The report claims that the political settlement they propose takes into account the deep sense of victimhood prevalent in the Valley. Together with this, the language they use when talking about the Army or police such as “brutalisation” forms the undercurrent of this report. However, the Kashmiri Pandits and others, broadly classified as “displaced persons” who are in their own country living in migrant camps and do not have voting rights, seem to have made no impression on the interlocutors. Their recommendations, cultural confidence-building measures and suggestions for building a consensus among key stakeholders — none have any specific suggestions on how the displaced persons will be enabled to return. It seems the interlocutors have ignored the Kashmiri Pandits completely barring one-line reference: “Making the return of all Kashmiris, mainly Pandits (Hindu minority) a part of state policy.”
The lack of development in Ladakh and Kargil areas also seem to be of no concern.
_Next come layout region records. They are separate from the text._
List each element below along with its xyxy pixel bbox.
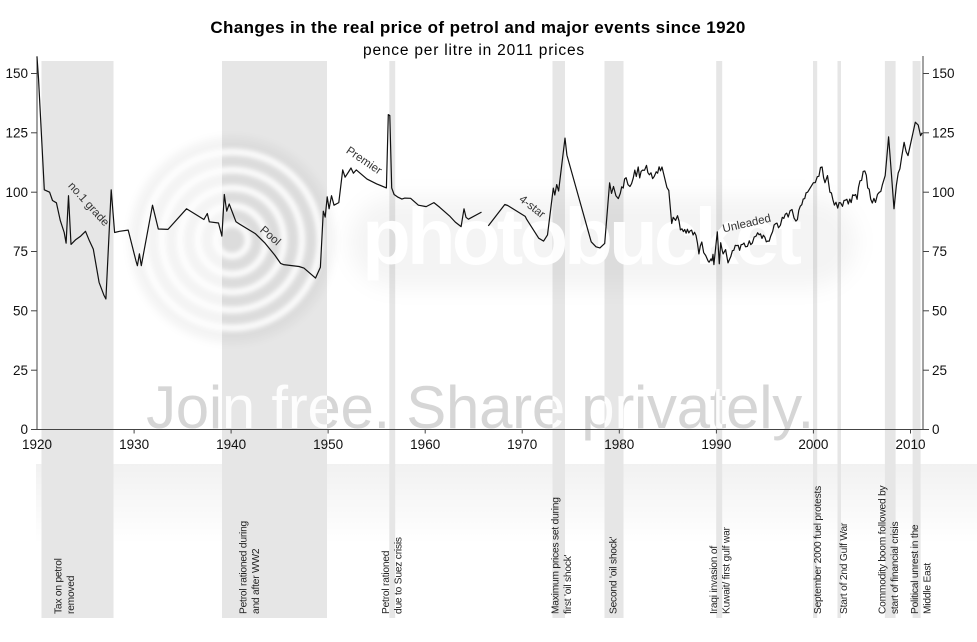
svg-text:Petrol rationed: Petrol rationed [381, 550, 392, 614]
svg-text:Kuwait/ first gulf war: Kuwait/ first gulf war [722, 526, 733, 614]
svg-text:1920: 1920 [22, 437, 52, 452]
svg-text:1940: 1940 [216, 437, 246, 452]
svg-text:25: 25 [13, 363, 28, 378]
svg-text:50: 50 [932, 304, 947, 319]
svg-text:due to Suez crisis: due to Suez crisis [394, 537, 405, 614]
svg-text:100: 100 [5, 185, 28, 200]
svg-text:1930: 1930 [119, 437, 149, 452]
svg-text:1970: 1970 [507, 437, 537, 452]
svg-text:25: 25 [932, 363, 947, 378]
svg-text:2010: 2010 [895, 437, 925, 452]
svg-text:Commodity boom followed by: Commodity boom followed by [878, 484, 889, 614]
svg-text:100: 100 [932, 185, 955, 200]
svg-text:removed: removed [66, 575, 77, 614]
svg-text:2000: 2000 [798, 437, 828, 452]
svg-text:Tax on petrol: Tax on petrol [54, 558, 65, 614]
svg-text:125: 125 [5, 126, 28, 141]
svg-text:75: 75 [932, 244, 947, 259]
svg-text:75: 75 [13, 244, 28, 259]
svg-text:photobucket: photobucket [362, 192, 801, 281]
svg-text:1990: 1990 [701, 437, 731, 452]
svg-text:Maximum prices set during: Maximum prices set during [551, 497, 562, 614]
svg-text:1950: 1950 [313, 437, 343, 452]
svg-text:pence per litre in 2011 prices: pence per litre in 2011 prices [363, 42, 585, 59]
svg-text:0: 0 [932, 422, 940, 437]
svg-text:Petrol rationed during: Petrol rationed during [239, 520, 250, 614]
svg-text:150: 150 [5, 66, 28, 81]
svg-text:1980: 1980 [604, 437, 634, 452]
svg-text:Start of 2nd Gulf War: Start of 2nd Gulf War [839, 522, 850, 614]
svg-text:Political unrest in the: Political unrest in the [910, 524, 921, 614]
svg-text:50: 50 [13, 304, 28, 319]
svg-text:first 'oil shock': first 'oil shock' [563, 554, 574, 614]
svg-text:September 2000 fuel protests: September 2000 fuel protests [813, 486, 824, 614]
svg-text:Iraqi invasion of: Iraqi invasion of [709, 546, 720, 614]
svg-text:1960: 1960 [410, 437, 440, 452]
svg-text:and after WW2: and after WW2 [251, 548, 262, 614]
svg-text:125: 125 [932, 126, 955, 141]
svg-text:150: 150 [932, 66, 955, 81]
svg-text:Middle East: Middle East [923, 563, 934, 614]
svg-text:Second 'oil shock': Second 'oil shock' [609, 536, 620, 614]
svg-text:Changes in the real price of p: Changes in the real price of petrol and … [210, 18, 745, 37]
svg-text:0: 0 [20, 422, 28, 437]
svg-text:start of financial crisis: start of financial crisis [890, 522, 901, 614]
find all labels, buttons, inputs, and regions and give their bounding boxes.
It may just be a coincidence that the interlocutors did not hold a round table conference for consultation in the Ladakh region, while they held the same in Jammu and Srinagar.
It is necessary to recall that in February 1994, Parliament had passed a resolution not just stating that Jammu and Kashmir inclusive of Pakistan-occupied Kashmir (PoK) is an integral part of India, but also resolving to retrieve PoK. However, contrary to this resolution, we find the report calling PoK as Pakistan Administered Kashmir and together with other recommendations, nearly conceding this territory to Pakistan.
It can thus be seen that through the proposed “New Compact”, the interlocutors have rejected the idea of greater integration and thrown out everything our Constitution-makers had envisaged.